When considering glass particle size, faster CaP layer formation in PBS occurred for composites containing particles of < 3 μm size. Higher mass increase (Fig. 6b) persisting up to 3 months of incubation confirmed these observations. What is more, AS surface of 21S2 < 45 μm-PCL film showed no significant morphological changes. In the case of 21A2 < 3 μm-PCL material, the greater pH changes of PBS confirmed higher dissolution rate of Ca2+ from glass structure, favouring supersaturation of PBS and calcium phosphate layer formation (Fig. 6a). Furthermore, a much faster decrease in pH value confirmed faster deposition of CaP layer on the surfaces of this film, inhibiting further release of calcium ions to fresh PBS (solution was changed every month). This behaviour was a consequence of the uniform distribution of fillers in PCL matrix and thus their high exposure on both composite surfaces, in contrast to particles of < 45 μm size, which sedimented near GS surfaces during film preparation process (Fig. 5). These findings are consistent with results obtained in our previous works [25, 26], as well as those of other authors [52, 53]. Moreover, it was shown that the larger surface area of smaller glass particles provides more effective ion release, enhancing the ability of HAp layer formation on the composite surfaces [22].
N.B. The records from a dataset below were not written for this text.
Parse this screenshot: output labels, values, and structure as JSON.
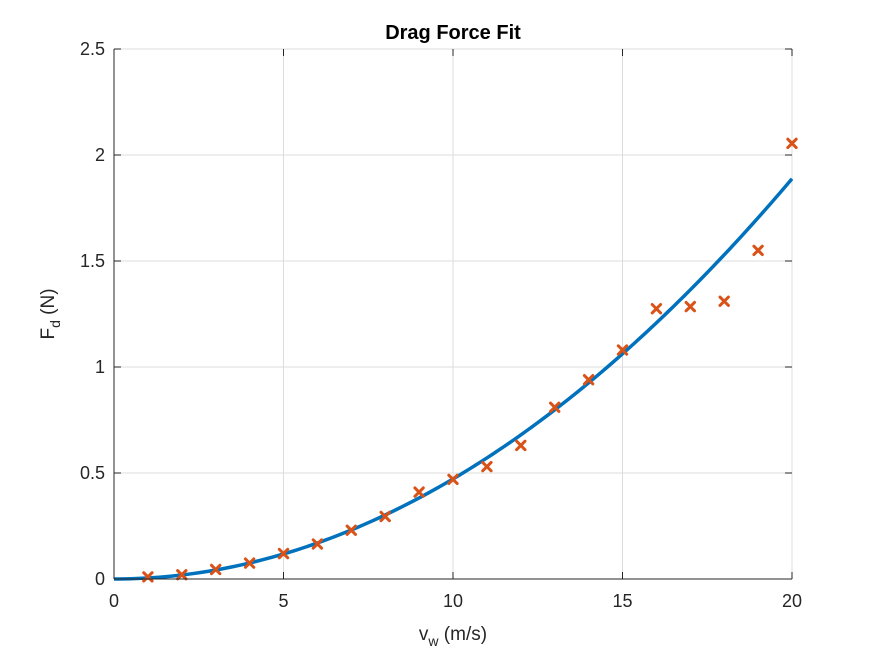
{
  "chart_data": {
    "type": "scatter",
    "title": "Drag Force Fit",
    "xlabel": {
      "main": "v",
      "sub": "w",
      "rest": " (m/s)"
    },
    "ylabel": {
      "main": "F",
      "sub": "d",
      "rest": " (N)"
    },
    "xlim": [
      0,
      20
    ],
    "ylim": [
      0,
      2.5
    ],
    "xticks": [
      0,
      5,
      10,
      15,
      20
    ],
    "yticks": [
      0,
      0.5,
      1,
      1.5,
      2,
      2.5
    ],
    "xtick_labels": [
      "0",
      "5",
      "10",
      "15",
      "20"
    ],
    "ytick_labels": [
      "0",
      "0.5",
      "1",
      "1.5",
      "2",
      "2.5"
    ],
    "grid": true,
    "series": [
      {
        "type": "scatter",
        "marker": "x",
        "color": "#D95319",
        "x": [
          1,
          2,
          3,
          4,
          5,
          6,
          7,
          8,
          9,
          10,
          11,
          12,
          13,
          14,
          15,
          16,
          17,
          18,
          19,
          20
        ],
        "y": [
          0.01,
          0.02,
          0.045,
          0.075,
          0.12,
          0.165,
          0.23,
          0.295,
          0.41,
          0.47,
          0.53,
          0.63,
          0.81,
          0.94,
          1.08,
          1.275,
          1.285,
          1.31,
          1.55,
          2.055
        ]
      },
      {
        "type": "line",
        "color": "#0072BD",
        "model": {
          "form": "a*x^2",
          "a": 0.00472
        },
        "x_range": [
          0,
          20
        ]
      }
    ]
  }
}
In present work, the short-term and long-term behaviour of poly(ε-caprolactone)/bioactive glass composites during incubation in biologically related fluids, namely SBF, DMEM-10% FBS (up to 14 days) and PBS (up to 15 months), was investigated. Furthermore, normal human osteoblast response was also studied.
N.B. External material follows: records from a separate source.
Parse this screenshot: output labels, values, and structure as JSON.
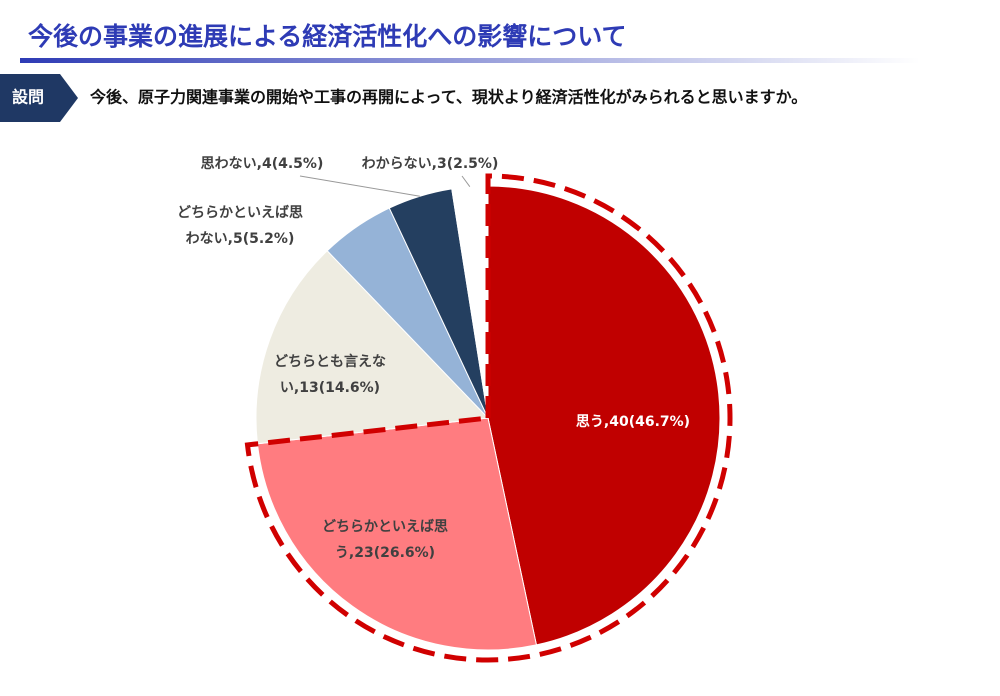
{
  "header": {
    "title": "今後の事業の進展による経済活性化への影響について",
    "question_tag": "設問",
    "question": "今後、原子力関連事業の開始や工事の再開によって、現状より経済活性化がみられると思いますか。"
  },
  "chart_data": {
    "type": "pie",
    "values": [
      46.7,
      26.6,
      14.6,
      5.2,
      4.5,
      2.5
    ],
    "value_labels": [
      [
        "思う,40(46.7%)"
      ],
      [
        "どちらかといえば思",
        "う,23(26.6%)"
      ],
      [
        "どちらとも言えな",
        "い,13(14.6%)"
      ],
      [
        "どちらかといえば思",
        "わない,5(5.2%)"
      ],
      [
        "思わない,4(4.5%)"
      ],
      [
        "わからない,3(2.5%)"
      ]
    ],
    "colors": [
      "#c00000",
      "#ff7c80",
      "#eeece1",
      "#95b3d7",
      "#243f60",
      "#ffffff"
    ]
  }
}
Obtained composite films showed excellent in vitro bioactivity, as evidenced by the formation of calcium phosphate layer on their surfaces upon immersion in SBF and DMEM-10% FBS. However, kinetics of bioactivity process strongly depended on the type of the medium used. The layer of amino acids and proteins, derived from cell culture medium, on the surfaces of composites created barrier that inhibited release of the ions on the one hand, while increasing nucleation density of calcium phosphates, affecting the morphology of formed CaP layers on the other. The presence of bioactive glass fillers was shown to impart osteoinductive properties to obtained films, supporting osteoblast attachment and proliferation, as well as stimulating cell differentiation and also matrix mineralization process in vitro. We showed that kinetics of bioactivity process and also osteoinductive properties of composite films could be easily modulated with the use of different contents and chemical compositions of fillers.

The results showed that modification of PCL matrix with bioactive glass particles accelerated its degradation. We proved that the degradation rate of composites could be controlled and optimized for bone regeneration, in particular by using bioactive fillers causing different calcium phosphate layer forming ability on the surfaces of composites, depending on particle size and chemical composition.

We have presented new opportunities to design and obtain multifunctional composites with tunable degradation and bioactivity kinetics, as well as biological properties that can meet complex requirements of bone tissue engineering.